Ces initiatives contribuent à développer une culture d’entreprise agile et ouverte, où chacun peut se projeter à moyen terme.
Vers une marque employeur agroalimentaire forte
Trop souvent, les ETI agroalimentaires sont peu connues du grand public. Pourtant, elles sont les garantes de la souveraineté alimentaire française, de la qualité des produits, de l’innovation locale. Pour fidéliser les talents, elles doivent mieux communiquer sur leur mission, leurs valeurs et leurs réussites.
Certaines le font en valorisant leurs collaborateurs via des portraits internes, des vidéos de métier, des témoignages sur les réseaux sociaux professionnels ou en participant à des salons de l’emploi spécialisés.

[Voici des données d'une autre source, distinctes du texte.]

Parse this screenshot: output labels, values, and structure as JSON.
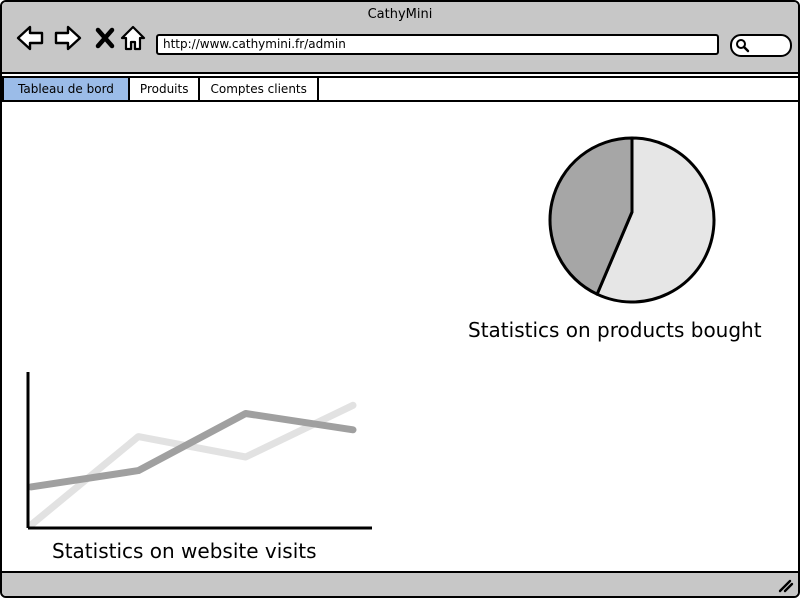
{
  "window": {
    "title": "CathyMini"
  },
  "toolbar": {
    "back_icon": "back-arrow-icon",
    "forward_icon": "forward-arrow-icon",
    "stop_icon": "close-icon",
    "home_icon": "home-icon",
    "url": "http://www.cathymini.fr/admin",
    "search_icon": "search-icon"
  },
  "tabs": [
    {
      "label": "Tableau de bord",
      "active": true
    },
    {
      "label": "Produits",
      "active": false
    },
    {
      "label": "Comptes clients",
      "active": false
    }
  ],
  "colors": {
    "titlebar": "#c7c7c7",
    "active_tab": "#9bbce8",
    "pie_dark": "#a6a6a6",
    "pie_light": "#e6e6e6",
    "line_dark": "#a0a0a0",
    "line_light": "#e2e2e2"
  },
  "chart_data": [
    {
      "type": "pie",
      "title": "Statistics on products bought",
      "slices": [
        {
          "value": 57,
          "color": "#e6e6e6"
        },
        {
          "value": 43,
          "color": "#a6a6a6"
        }
      ]
    },
    {
      "type": "line",
      "title": "Statistics on website visits",
      "x": [
        0,
        1,
        2,
        3
      ],
      "series": [
        {
          "values": [
            0,
            65,
            50,
            88
          ],
          "color": "#e2e2e2"
        },
        {
          "values": [
            28,
            40,
            82,
            70
          ],
          "color": "#a0a0a0"
        }
      ],
      "ylim": [
        0,
        100
      ],
      "grid": false
    }
  ]
}
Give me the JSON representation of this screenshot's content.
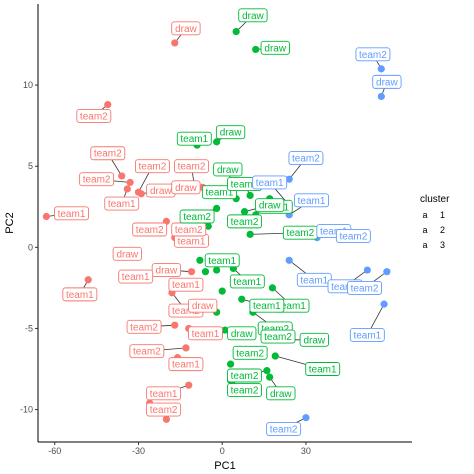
{
  "chart_data": {
    "type": "scatter",
    "xlabel": "PC1",
    "ylabel": "PC2",
    "xlim": [
      -66,
      68
    ],
    "ylim": [
      -12,
      15
    ],
    "xticks": [
      -60,
      -30,
      0,
      30
    ],
    "yticks": [
      -10,
      -5,
      0,
      5,
      10
    ],
    "grid": false,
    "legend": {
      "title": "cluster",
      "placement": "right",
      "entries": [
        {
          "key": "a",
          "label": "1",
          "color": "#F8766D"
        },
        {
          "key": "a",
          "label": "2",
          "color": "#00BA38"
        },
        {
          "key": "a",
          "label": "3",
          "color": "#619CFF"
        }
      ]
    },
    "series": [
      {
        "cluster": "1",
        "color": "#F8766D",
        "points": [
          {
            "x": -17,
            "y": 12.6,
            "label": "draw",
            "lx": -13,
            "ly": 13.5
          },
          {
            "x": -41,
            "y": 8.8,
            "label": "team2",
            "lx": -46,
            "ly": 8.1
          },
          {
            "x": -63,
            "y": 1.9,
            "label": "team1",
            "lx": -54,
            "ly": 2.1
          },
          {
            "x": -36,
            "y": 4.4,
            "label": "team2",
            "lx": -41,
            "ly": 5.8
          },
          {
            "x": -33,
            "y": 4.0,
            "label": "team2",
            "lx": -45,
            "ly": 4.2
          },
          {
            "x": -30,
            "y": 3.4,
            "label": "team2",
            "lx": -25,
            "ly": 5.0
          },
          {
            "x": -34,
            "y": 3.6,
            "label": "team1",
            "lx": -36,
            "ly": 2.7
          },
          {
            "x": -29,
            "y": 3.3,
            "label": "draw",
            "lx": -22,
            "ly": 3.5
          },
          {
            "x": -10,
            "y": 3.8,
            "label": "team2",
            "lx": -11,
            "ly": 5.0
          },
          {
            "x": -7,
            "y": 3.7,
            "label": "draw",
            "lx": -13,
            "ly": 3.7
          },
          {
            "x": -20,
            "y": 1.6,
            "label": "team2",
            "lx": -26,
            "ly": 1.1
          },
          {
            "x": -17,
            "y": 0.6,
            "label": "team1",
            "lx": -11,
            "ly": 0.4
          },
          {
            "x": -9,
            "y": 1.0,
            "label": "team2",
            "lx": -12,
            "ly": 1.1
          },
          {
            "x": -31,
            "y": -0.3,
            "label": "draw",
            "lx": -34,
            "ly": -0.4
          },
          {
            "x": -11,
            "y": -1.5,
            "label": "draw",
            "lx": -20,
            "ly": -1.4
          },
          {
            "x": -30,
            "y": -1.6,
            "label": "team1",
            "lx": -31,
            "ly": -1.8
          },
          {
            "x": -15,
            "y": -2.5,
            "label": "team1",
            "lx": -13,
            "ly": -2.3
          },
          {
            "x": -48,
            "y": -2.0,
            "label": "team1",
            "lx": -51,
            "ly": -2.9
          },
          {
            "x": -18,
            "y": -2.8,
            "label": "team2",
            "lx": -13,
            "ly": -3.9
          },
          {
            "x": -10,
            "y": -3.7,
            "label": "draw",
            "lx": -7,
            "ly": -3.6
          },
          {
            "x": -17,
            "y": -4.8,
            "label": "team2",
            "lx": -28,
            "ly": -4.9
          },
          {
            "x": -12,
            "y": -5.0,
            "label": "team1",
            "lx": -6,
            "ly": -5.3
          },
          {
            "x": -13,
            "y": -6.2,
            "label": "team2",
            "lx": -27,
            "ly": -6.4
          },
          {
            "x": -16,
            "y": -6.8,
            "label": "team1",
            "lx": -13,
            "ly": -7.2
          },
          {
            "x": -12,
            "y": -8.5,
            "label": "team1",
            "lx": -21,
            "ly": -9.0
          },
          {
            "x": -26,
            "y": -9.6,
            "label": "team2",
            "lx": -21,
            "ly": -10.0
          },
          {
            "x": -20,
            "y": -10.6,
            "label": "",
            "lx": 0,
            "ly": 0
          }
        ]
      },
      {
        "cluster": "2",
        "color": "#00BA38",
        "points": [
          {
            "x": 5,
            "y": 13.3,
            "label": "draw",
            "lx": 11,
            "ly": 14.3
          },
          {
            "x": 12,
            "y": 12.2,
            "label": "draw",
            "lx": 19,
            "ly": 12.3
          },
          {
            "x": -2,
            "y": 6.5,
            "label": "draw",
            "lx": 3,
            "ly": 7.1
          },
          {
            "x": -9,
            "y": 6.3,
            "label": "team1",
            "lx": -10,
            "ly": 6.7
          },
          {
            "x": 5,
            "y": 4.0,
            "label": "team1",
            "lx": -1,
            "ly": 3.4
          },
          {
            "x": 5,
            "y": 3.0,
            "label": "draw",
            "lx": 2,
            "ly": 4.8
          },
          {
            "x": 10,
            "y": 3.2,
            "label": "team1",
            "lx": 8,
            "ly": 3.9
          },
          {
            "x": 17,
            "y": 3.0,
            "label": "team1",
            "lx": 19,
            "ly": 2.5
          },
          {
            "x": 8,
            "y": 2.2,
            "label": "draw",
            "lx": 17,
            "ly": 2.6
          },
          {
            "x": -2,
            "y": 2.4,
            "label": "team2",
            "lx": -9,
            "ly": 1.9
          },
          {
            "x": 12,
            "y": 2.0,
            "label": "team2",
            "lx": 8,
            "ly": 1.6
          },
          {
            "x": -5,
            "y": 1.3,
            "label": "",
            "lx": 0,
            "ly": 0
          },
          {
            "x": 10,
            "y": 0.8,
            "label": "team2",
            "lx": 28,
            "ly": 0.9
          },
          {
            "x": -8,
            "y": -0.8,
            "label": "",
            "lx": 0,
            "ly": 0
          },
          {
            "x": -2,
            "y": -1.4,
            "label": "team1",
            "lx": 0,
            "ly": -0.8
          },
          {
            "x": 4,
            "y": -1.3,
            "label": "team1",
            "lx": 9,
            "ly": -2.1
          },
          {
            "x": -6,
            "y": -1.5,
            "label": "",
            "lx": 0,
            "ly": 0
          },
          {
            "x": 0,
            "y": -2.7,
            "label": "",
            "lx": 0,
            "ly": 0
          },
          {
            "x": 18,
            "y": -2.5,
            "label": "team1",
            "lx": 25,
            "ly": -3.6
          },
          {
            "x": 7,
            "y": -3.2,
            "label": "team1",
            "lx": 16,
            "ly": -3.6
          },
          {
            "x": 11,
            "y": -4.0,
            "label": "team2",
            "lx": 19,
            "ly": -5.0
          },
          {
            "x": -2,
            "y": -4.0,
            "label": "",
            "lx": 0,
            "ly": 0
          },
          {
            "x": 1,
            "y": -5.1,
            "label": "draw",
            "lx": 7,
            "ly": -5.3
          },
          {
            "x": 14,
            "y": -4.8,
            "label": "team2",
            "lx": 20,
            "ly": -5.5
          },
          {
            "x": 18,
            "y": -5.7,
            "label": "draw",
            "lx": 33,
            "ly": -5.7
          },
          {
            "x": 15,
            "y": -6.3,
            "label": "team2",
            "lx": 10,
            "ly": -6.5
          },
          {
            "x": 19,
            "y": -6.7,
            "label": "team1",
            "lx": 36,
            "ly": -7.5
          },
          {
            "x": 3,
            "y": -7.2,
            "label": "",
            "lx": 0,
            "ly": 0
          },
          {
            "x": 16,
            "y": -7.6,
            "label": "team2",
            "lx": 8,
            "ly": -7.9
          },
          {
            "x": 3,
            "y": -8.2,
            "label": "team2",
            "lx": 8,
            "ly": -8.8
          },
          {
            "x": 17,
            "y": -8.0,
            "label": "draw",
            "lx": 21,
            "ly": -9.0
          }
        ]
      },
      {
        "cluster": "3",
        "color": "#619CFF",
        "points": [
          {
            "x": 57,
            "y": 11.0,
            "label": "team2",
            "lx": 54,
            "ly": 11.9
          },
          {
            "x": 57,
            "y": 9.3,
            "label": "draw",
            "lx": 59,
            "ly": 10.2
          },
          {
            "x": 24,
            "y": 4.2,
            "label": "team2",
            "lx": 30,
            "ly": 5.5
          },
          {
            "x": 24,
            "y": 2.6,
            "label": "team1",
            "lx": 17,
            "ly": 4.0
          },
          {
            "x": 24,
            "y": 2.0,
            "label": "team1",
            "lx": 32,
            "ly": 2.9
          },
          {
            "x": 34,
            "y": 0.6,
            "label": "team1",
            "lx": 40,
            "ly": 1.0
          },
          {
            "x": 42,
            "y": 0.6,
            "label": "team2",
            "lx": 47,
            "ly": 0.7
          },
          {
            "x": 24,
            "y": -0.8,
            "label": "team1",
            "lx": 33,
            "ly": -2.0
          },
          {
            "x": 52,
            "y": -1.4,
            "label": "team1",
            "lx": 44,
            "ly": -2.4
          },
          {
            "x": 59,
            "y": -1.5,
            "label": "team2",
            "lx": 51,
            "ly": -2.5
          },
          {
            "x": 58,
            "y": -3.5,
            "label": "team1",
            "lx": 52,
            "ly": -5.4
          },
          {
            "x": 30,
            "y": -10.5,
            "label": "team2",
            "lx": 22,
            "ly": -11.2
          }
        ]
      }
    ]
  }
}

D’autres misent sur leur impact sociétal et environnemental pour séduire des profils en quête de sens. Produire local, réduire les déchets, s’impliquer dans la vie de la commune sont autant d’actions qui, bien racontées, renforcent l’engagement.
La fidélisation et l’engagement dans les ETI agroalimentaires ne sont pas qu’une affaire de RH
Ce sont des piliers de performance, de stabilité industrielle et de différenciation. En misant sur la formation, la reconnaissance, la transparence et l’innovation, ces entreprises peuvent construire des relations durables avec leurs collaborateurs.
Et surtout, elles peuvent assumer pleinement leur rôle : être des acteurs de lien, de qualité et de transformation dans une industrie en pleine mutation.